En 1993, mon père a été sauvagement assassiné par des Hutu. Mon petit frère s’est déguisé en une femme en mettant un pagne pour se sauver. Moi, j’ai survécu parce j’étais à Bujumbura (alors capitale du Burundi). La CVR s’intéresse exclusivement sur les crises qui ont emporté majoritairement les Hutu. Je pense que la commission veut faire gagner la crédibilité de tous les Hutu même de l’opposition au parti CNDD-FDD, a témoigné un Tutsi de la colline de Buhangura en commune de Mbuye de la province de Muramvya (Centre du Burundi).

Pendant la crise de 1993, pas mal de Tutsi ont été massacrés sur différentes collines de la commune de Gihogazi dans la province de Karusi (Centre-Est du Burundi). Des corps ont été jetés dans les toilettes et d’autres dans les rivières. La CVR risque d’attiser la haine ethnique si ses recherches ne sont pas impartiales, * a dit un autre Tutsi originaire de la colline de Mbabazi en commune de Nyabikere de la province de Karusi (Est du pays).
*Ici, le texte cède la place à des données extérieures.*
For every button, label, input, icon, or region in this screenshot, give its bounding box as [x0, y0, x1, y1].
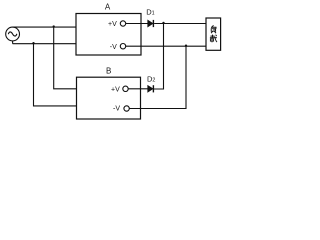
svg-text:-V: -V	[110, 44, 117, 51]
junction top rail branch	[53, 25, 55, 27]
junction D1 output	[162, 22, 164, 24]
wire A +V to diode D1	[126, 23, 148, 25]
diode D1	[148, 20, 154, 27]
label load char zai	[210, 35, 217, 43]
wire branch down to module B bottom input	[34, 44, 77, 106]
svg-text:+V: +V	[108, 21, 117, 28]
wire AC top rail to module A	[13, 26, 76, 28]
svg-text:A: A	[105, 2, 111, 11]
label load char fu	[211, 25, 216, 33]
svg-text:-V: -V	[113, 106, 120, 113]
wire branch down to module B top input	[54, 27, 77, 89]
wire tie D1 output down to D2 output	[154, 24, 164, 90]
wire AC bottom stub	[12, 41, 14, 44]
wire A -V to load bottom	[126, 45, 207, 47]
wire B +V to diode D2	[128, 88, 148, 90]
wire D1 cathode to load top	[154, 23, 206, 25]
terminal -V of A	[120, 44, 125, 49]
AC source G1	[6, 27, 20, 41]
junction A -V rail with B -V tie	[185, 45, 187, 47]
svg-text:B: B	[106, 67, 111, 76]
terminal +V of B	[123, 86, 128, 91]
module B box	[77, 77, 141, 119]
terminal +V of A	[120, 21, 125, 26]
wire AC bottom rail to module A	[13, 43, 76, 45]
load box	[206, 18, 221, 50]
terminal -V of B	[124, 106, 129, 111]
module A box	[76, 14, 141, 56]
svg-text:+V: +V	[111, 86, 120, 93]
junction bottom rail branch	[32, 42, 34, 44]
diode D2	[148, 85, 154, 92]
wire tie B -V up to A -V rail	[129, 46, 186, 108]
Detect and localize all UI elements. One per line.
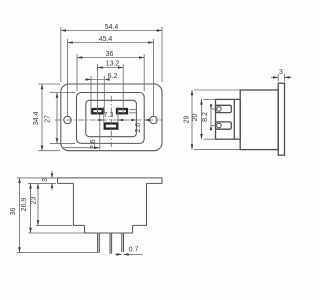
slot top-right bbox=[117, 109, 127, 113]
svg-text:8.2: 8.2 bbox=[202, 112, 209, 122]
svg-text:0.7: 0.7 bbox=[129, 247, 139, 254]
dimension 27 bbox=[45, 93, 76, 144]
pin right bbox=[122, 233, 124, 252]
svg-text:6.2: 6.2 bbox=[108, 73, 118, 80]
svg-text:27: 27 bbox=[45, 115, 52, 123]
svg-text:45.4: 45.4 bbox=[99, 36, 113, 43]
svg-text:26.9: 26.9 bbox=[21, 198, 28, 212]
dimension 45.4 bbox=[68, 36, 154, 117]
dimension 7.3 bbox=[97, 112, 125, 121]
dimension 20 bbox=[192, 99, 216, 139]
dimension 2.6 bottom bbox=[62, 115, 100, 150]
dimension 3 flange thickness bbox=[271, 69, 292, 81]
svg-text:2.6: 2.6 bbox=[90, 139, 97, 149]
dimension 13.2 bbox=[98, 61, 124, 115]
housing step line bbox=[233, 99, 235, 139]
terminal top hole bbox=[217, 107, 222, 112]
svg-text:3: 3 bbox=[42, 178, 49, 182]
flange plate bbox=[278, 83, 284, 155]
mounting hole right bbox=[150, 116, 157, 123]
mounting hole left bbox=[64, 116, 71, 123]
svg-text:23: 23 bbox=[30, 197, 37, 205]
svg-text:3: 3 bbox=[279, 69, 283, 76]
pin middle bbox=[110, 233, 112, 254]
pin left bbox=[98, 233, 100, 252]
bottom slot edge extension lines bbox=[103, 107, 105, 124]
centerline vertical bbox=[110, 96, 112, 147]
dimension 29 bbox=[183, 90, 240, 150]
terminal bottom hole bbox=[217, 123, 222, 128]
svg-text:54.4: 54.4 bbox=[105, 24, 119, 31]
terminal bottom bbox=[216, 122, 232, 129]
slot top-left bbox=[92, 109, 103, 113]
terminal top bbox=[216, 105, 232, 112]
flange bar bbox=[58, 178, 163, 184]
dimension 0.7 pin thickness bbox=[115, 247, 143, 256]
flange outline bbox=[61, 84, 162, 151]
dimension 3 bottom flange thickness bbox=[42, 171, 58, 190]
terminal housing bbox=[216, 99, 241, 139]
body bbox=[240, 90, 278, 150]
dimension 34.4 bbox=[33, 84, 60, 151]
dimension 6.2 bbox=[85, 73, 117, 115]
mounting plate bbox=[85, 225, 133, 233]
slot bottom-center bbox=[105, 124, 118, 129]
svg-text:20: 20 bbox=[192, 114, 199, 122]
dimension 26.9 bbox=[21, 183, 84, 233]
dimension 54.4 bbox=[61, 24, 162, 82]
recess outline bbox=[86, 100, 137, 136]
svg-text:36: 36 bbox=[106, 51, 114, 58]
svg-text:7.3: 7.3 bbox=[104, 112, 114, 119]
dimension 36 bbox=[10, 178, 99, 253]
body outline bbox=[73, 183, 146, 225]
dimension 2.6 right bbox=[131, 119, 149, 133]
dimension 23 bbox=[30, 183, 72, 225]
svg-text:29: 29 bbox=[183, 116, 190, 124]
centerline horizontal bbox=[55, 119, 162, 121]
dimension 8.2 bbox=[202, 104, 217, 131]
svg-text:2.6: 2.6 bbox=[135, 123, 142, 133]
face outline bbox=[77, 93, 145, 144]
dimension 36 bbox=[77, 51, 144, 91]
svg-text:13.2: 13.2 bbox=[106, 61, 120, 68]
svg-text:36: 36 bbox=[10, 208, 17, 216]
slot edge projection lines bbox=[129, 109, 137, 111]
svg-text:34.4: 34.4 bbox=[33, 111, 40, 125]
Le président de la commission nie les allégations. « Ceux qui disent que ce sont les gens d’une telle ethnie qui ont été décimés se trompent. Partout où la CVR a déjà procédé à l’exhumation des restes humains, que ce soit à Rumonge (Sud-Ouest du Burundi), Muhuta et Kamenge (Ouest), Mwaro (Centre) et à Mabanda (Sud), avant les enquêtes approfondies et l’écoute des témoins, les audiences publiques ou à huit clos, la CVR parle des Burundais dont les vies ont été fauchées pendant les crises, ou d’actions d’intolérance politique mais s’interdit de déterminer l’origine ethnique des victimes. Ici sur le site de la Ruvubu ou ailleurs, il y a des Burundais de toutes les ethnies, de tous les clans et de toutes catégories socio-professionnelles qui y ont été enterrés, a réagi dans un entretien avec des journalistes Pierre Claver Ndayicariye, président de la CVR hier sur le site de Bukirasazi en commune de Shombo dans la province de Karusi où la commission a déjà identifié 18 fosses communes.

Depuis lundi 16 février, la CVR a lancé une deuxième phase d’exhumation de restes des victimes enterrées dans des fosses communes à cet endroit.
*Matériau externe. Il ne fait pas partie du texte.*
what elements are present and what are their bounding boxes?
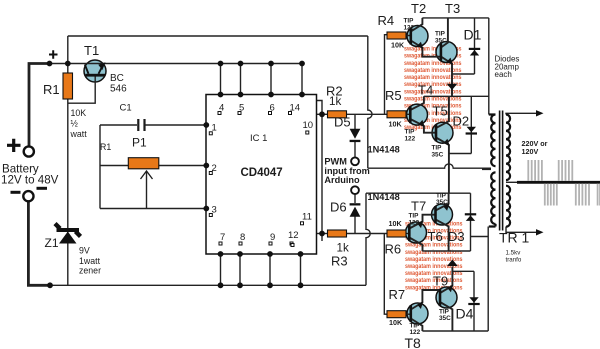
resistor R1 — [63, 73, 73, 99]
transformer TR1 primary winding — [489, 115, 496, 227]
svg-text:1N4148: 1N4148 — [368, 192, 400, 202]
wire bottom rail group4 — [422, 330, 488, 332]
svg-text:BC: BC — [110, 73, 124, 84]
svg-text:R1: R1 — [100, 142, 111, 152]
svg-text:TIP: TIP — [435, 30, 446, 37]
junction node dots P1 to IC pins — [203, 122, 209, 211]
transistor T9 body — [436, 287, 457, 308]
IC pin squares bottom — [219, 242, 293, 245]
svg-text:14: 14 — [290, 103, 301, 114]
transistor T6 body — [432, 204, 453, 225]
wire ground riser to T6 collector line with hop — [366, 193, 370, 285]
svg-text:6: 6 — [270, 103, 275, 114]
svg-text:TR 1: TR 1 — [499, 230, 530, 246]
wire C1 right to IC pin 1 — [145, 124, 206, 126]
svg-text:TIP: TIP — [432, 144, 443, 151]
svg-text:122: 122 — [405, 135, 416, 142]
svg-text:T3: T3 — [445, 1, 460, 16]
diode D6 — [350, 203, 361, 217]
svg-text:R4: R4 — [378, 13, 395, 28]
resistor R7 — [387, 311, 406, 318]
wire D5 anode drop — [354, 114, 356, 129]
wire transformer center tap line with hop over T5 emitter line — [368, 164, 490, 168]
wire top supply bus — [50, 63, 302, 65]
junction node dots top bus — [47, 61, 305, 67]
transistor T5 body — [432, 122, 453, 143]
wire IC top riser pin 4 — [220, 64, 222, 95]
svg-text:swagatam innovations: swagatam innovations — [404, 67, 462, 74]
transistor T4 body — [407, 104, 428, 125]
junction node dots ground bus — [47, 282, 303, 288]
resistor R2 — [328, 111, 347, 118]
svg-text:R3: R3 — [331, 254, 348, 269]
wire P1 wiper stem — [146, 172, 148, 209]
wire T5 collector riser — [436, 96, 449, 128]
transistor T8 body — [407, 303, 428, 324]
wire secondary bottom terminal — [506, 227, 537, 233]
IC1 CD4047 box — [206, 95, 317, 255]
wire R7 feed riser from R6 node — [384, 234, 387, 315]
wire IC top riser pin 5 — [240, 64, 242, 95]
diode D2 — [466, 127, 477, 135]
svg-text:Z1: Z1 — [45, 236, 59, 250]
battery minus signs — [11, 191, 21, 194]
svg-text:D5: D5 — [334, 115, 351, 130]
PWM input terminal 2 — [351, 186, 359, 194]
svg-text:D1: D1 — [464, 27, 482, 43]
wire battery plus riser (thick) — [29, 64, 50, 147]
svg-text:11: 11 — [302, 212, 312, 223]
svg-text:10K: 10K — [389, 318, 403, 327]
transistor T7 body — [406, 222, 427, 243]
svg-text:10K: 10K — [391, 40, 405, 49]
wire T2 collector to top rail — [411, 18, 423, 32]
junction node dot R3 — [319, 231, 325, 237]
wire T7 collector drop — [409, 238, 422, 252]
svg-text:swagatam innovations: swagatam innovations — [405, 249, 463, 256]
wire D2 cathode line to T5 emitter — [449, 153, 471, 155]
wire T3 collector riser — [441, 18, 448, 48]
svg-text:1k: 1k — [329, 95, 341, 108]
transistor T3 body — [436, 42, 457, 63]
wire group3 lower node line — [423, 250, 471, 252]
svg-text:each: each — [495, 70, 512, 79]
svg-text:swagatam innovations: swagatam innovations — [404, 74, 462, 81]
wire D2 vertical — [470, 96, 472, 153]
svg-text:zener: zener — [79, 266, 101, 276]
svg-text:T2: T2 — [411, 1, 426, 16]
svg-text:P1: P1 — [132, 136, 147, 150]
waveform PWM bars — [528, 160, 600, 206]
wire R1 bottom to zener to ground — [67, 99, 69, 285]
svg-text:D6: D6 — [330, 200, 347, 215]
svg-text:122: 122 — [409, 219, 420, 226]
wire C1 left from P1 box — [100, 124, 137, 126]
svg-text:546: 546 — [110, 84, 127, 95]
svg-text:122: 122 — [404, 24, 415, 31]
resistor R5 — [387, 111, 406, 118]
svg-text:35C: 35C — [439, 315, 451, 322]
svg-text:12: 12 — [288, 230, 299, 241]
wire battery minus riser and ground thick segment — [28, 201, 50, 285]
wire T8 emitter to T9 base — [411, 290, 440, 310]
wire R7 to T8 base — [406, 313, 411, 315]
svg-text:R6: R6 — [385, 242, 402, 257]
svg-text:½: ½ — [71, 119, 79, 129]
svg-text:D3: D3 — [448, 229, 465, 244]
wire R4 feed riser from R5 node — [385, 35, 388, 115]
T9 emitter arrow to primary bottom node — [447, 260, 458, 267]
svg-text:12V to 48V: 12V to 48V — [1, 174, 59, 187]
wire D4 anode line — [452, 270, 474, 272]
transistor T2 base bar and emitter arrow — [410, 28, 424, 50]
svg-text:C1: C1 — [120, 103, 132, 114]
wire D6 anode to R3 line — [354, 217, 356, 234]
svg-text:7: 7 — [220, 232, 225, 243]
svg-text:watt: watt — [70, 129, 88, 139]
wire IC top riser pin 14 — [301, 64, 303, 95]
svg-text:5: 5 — [239, 103, 244, 114]
wire top rail riser from supply bus — [67, 36, 69, 64]
transistor T3 base bar and emitter arrow — [440, 44, 453, 65]
svg-text:T8: T8 — [405, 335, 422, 349]
wire IC bottom riser pin 9 — [269, 254, 271, 285]
wire PWM terminal 2 to D6 cathode — [354, 194, 356, 203]
svg-text:T7: T7 — [411, 199, 426, 214]
diode D4 — [468, 297, 479, 305]
svg-text:1.5kv: 1.5kv — [506, 250, 522, 257]
wire T2 emitter to T3 base — [411, 41, 441, 57]
svg-text:D2: D2 — [453, 114, 470, 129]
svg-text:TIP: TIP — [409, 212, 420, 219]
potentiometer P1 — [128, 158, 159, 179]
wire T4 collector riser — [410, 96, 424, 110]
IC pin squares left — [209, 132, 212, 217]
wire R4 to T2 base — [406, 35, 411, 38]
wire R2 node to R5 with hop over center-tap riser — [347, 113, 388, 115]
svg-text:10K: 10K — [71, 108, 87, 118]
wire T9 collector drop — [440, 302, 452, 331]
svg-text:T1: T1 — [84, 43, 99, 58]
svg-text:35C: 35C — [436, 199, 448, 206]
wire IC output vertical link — [317, 101, 323, 242]
svg-text:1watt: 1watt — [79, 256, 101, 266]
svg-text:120V: 120V — [522, 147, 539, 156]
wire top rail group1 — [422, 17, 488, 19]
wire top frame rail to center-tap riser — [68, 35, 368, 37]
secondary output arrow bottom — [536, 229, 544, 235]
junction node dot R2 — [319, 111, 325, 117]
svg-text:CD4047: CD4047 — [241, 167, 283, 179]
secondary output arrow top — [536, 110, 544, 116]
wire center-tap riser with hop over R5 feed — [368, 36, 372, 168]
wire T7 emitter to T6 base — [409, 215, 435, 229]
transistor T8 base bar and emitter arrow — [410, 301, 424, 322]
svg-text:10K: 10K — [389, 119, 403, 128]
transistor T1 base bar and legs — [85, 62, 106, 76]
svg-text:TIP: TIP — [405, 128, 416, 135]
zener diode Z1 — [55, 224, 81, 244]
svg-text:3: 3 — [212, 205, 217, 216]
wire IC bottom riser pin 7 — [220, 254, 222, 285]
T3 emitter arrow to primary node — [447, 84, 458, 90]
wire ground bus — [50, 284, 366, 286]
svg-text:35C: 35C — [435, 37, 447, 44]
junction node dots IC top edge — [218, 92, 305, 98]
wire primary top riser — [488, 18, 490, 115]
supply plus sign — [49, 50, 58, 59]
svg-text:4: 4 — [219, 103, 224, 114]
wire secondary center tap — [506, 181, 517, 183]
IC pin squares right — [291, 131, 309, 247]
wire R5 to T4 base — [406, 113, 410, 115]
wire D4 vertical — [473, 271, 475, 331]
svg-text:T4: T4 — [418, 83, 433, 98]
wire R3 node to R6 with hop over ground riser — [347, 233, 388, 235]
svg-text:9: 9 — [270, 232, 275, 243]
diode D5 — [350, 129, 361, 142]
transistor T4 base bar and emitter arrow — [409, 106, 425, 127]
battery plus sign — [7, 139, 21, 152]
svg-text:T6: T6 — [428, 229, 443, 244]
svg-text:T9: T9 — [433, 274, 448, 289]
transistor T9 base bar and emitter arrow — [439, 284, 454, 306]
svg-text:D4: D4 — [456, 306, 474, 322]
wire primary top node line — [424, 95, 489, 97]
wire IC pin10 stub to R2 — [317, 113, 328, 115]
transformer core — [500, 111, 503, 231]
wire T9 emitter riser with arrow — [440, 267, 452, 294]
junction node dots IC bottom edge — [218, 251, 304, 257]
transistor T6 base bar and emitter arrow — [434, 203, 449, 223]
wire IC pin11 stub to R3 — [317, 233, 331, 235]
svg-text:T5: T5 — [433, 104, 448, 119]
svg-text:R1: R1 — [43, 82, 60, 97]
resistor R3 — [328, 230, 347, 237]
wire D5 cathode to PWM terminal — [354, 142, 356, 158]
wire primary bottom riser — [487, 227, 489, 332]
wire T5 emitter down — [436, 138, 449, 194]
transistor T2 body — [407, 26, 428, 47]
diode D1 — [469, 48, 480, 56]
watermark swagatam innovations block A — [404, 46, 462, 132]
battery plus terminal — [24, 146, 34, 156]
svg-text:10K: 10K — [389, 219, 403, 228]
transistor T5 base bar and emitter arrow — [435, 124, 450, 146]
wire D3 vertical — [470, 193, 472, 251]
transistor T1 body — [84, 60, 106, 82]
wire T6 collector line — [366, 192, 471, 194]
wire IC bottom riser pin 12 — [300, 254, 302, 285]
svg-text:9V: 9V — [79, 246, 90, 256]
waveform axis line — [517, 181, 600, 184]
svg-text:10: 10 — [303, 120, 314, 131]
svg-text:tranfo: tranfo — [506, 257, 522, 264]
wire primary bottom branch — [471, 236, 489, 238]
wire D1 vertical — [474, 18, 476, 74]
wire IC top riser pin 6 — [270, 64, 272, 95]
svg-text:Arduino: Arduino — [324, 175, 360, 185]
wire P1 track line to IC pin 2 — [100, 165, 206, 167]
wire secondary top terminal — [506, 113, 537, 114]
watermark swagatam innovations block B — [405, 220, 463, 291]
capacitor C1 — [137, 119, 145, 131]
svg-text:R5: R5 — [385, 88, 402, 103]
wire P1 box left edge — [99, 125, 101, 209]
transformer TR1 secondary winding — [506, 115, 510, 227]
wire IC bottom riser pin 8 — [239, 254, 241, 285]
svg-text:1N4148: 1N4148 — [368, 145, 400, 155]
svg-text:IC 1: IC 1 — [250, 133, 267, 144]
svg-text:8: 8 — [240, 232, 245, 243]
transistor T7 base bar and emitter arrow — [408, 220, 423, 241]
resistor R6 — [387, 230, 406, 237]
wire T6 emitter drop — [436, 220, 449, 252]
svg-text:2: 2 — [212, 163, 217, 174]
diode D3 — [465, 213, 476, 221]
wire T6 collector riser — [436, 193, 449, 210]
svg-text:R7: R7 — [389, 287, 406, 302]
svg-text:35C: 35C — [432, 151, 444, 158]
wire R6 to T7 base — [406, 233, 409, 235]
resistor R4 — [387, 32, 406, 39]
IC pin squares top — [218, 112, 292, 115]
wire T8 collector drop — [411, 319, 423, 332]
wire T4 emitter to T5 base — [410, 119, 436, 133]
wire T1 base path — [68, 77, 95, 104]
wire P1 box bottom to IC pin 3 — [100, 208, 206, 210]
wire center tap stub at coil — [482, 168, 491, 171]
wire T3 emitter down to primary node — [441, 57, 452, 97]
svg-text:1: 1 — [212, 123, 217, 134]
wire D1 anode line — [452, 73, 475, 75]
wire R1 top — [67, 64, 69, 74]
PWM input terminal 1 — [351, 157, 359, 165]
battery minus terminal — [23, 191, 33, 201]
svg-text:TIP: TIP — [404, 17, 415, 24]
De son côté, une association de défense des droits des victimes de génocides va jusqu’à accuser la CVR et des officiels burundais d’influencer la population pour qu’elle mente sur l’identité des victimes. « Nous avons des preuves par exemple dans la commune de Kiremba (province de Ngozi, Nord du Burundi) où des habitants ont été ordonnés de dire que les Tutsi massacrés et enterrés dans une fosse commune en 1993 sont plutôt des Hutus assassinés en 1972. L’on doit avant tout prêcher la vérité. Tu ne peux pas prendre des restes humains de Tutsi et les appeler des restes des Hutu. C’est honteux », a insisté Emmanuel Nkurunziza, secrétaire de l’association AC Génocide Canada qui exige, tout comme la Coalition de partis et leaders politiques en exil CFOR- Arusha la suspension des travaux de la CVR jusqu’à ce que la commission soit « inclusive ».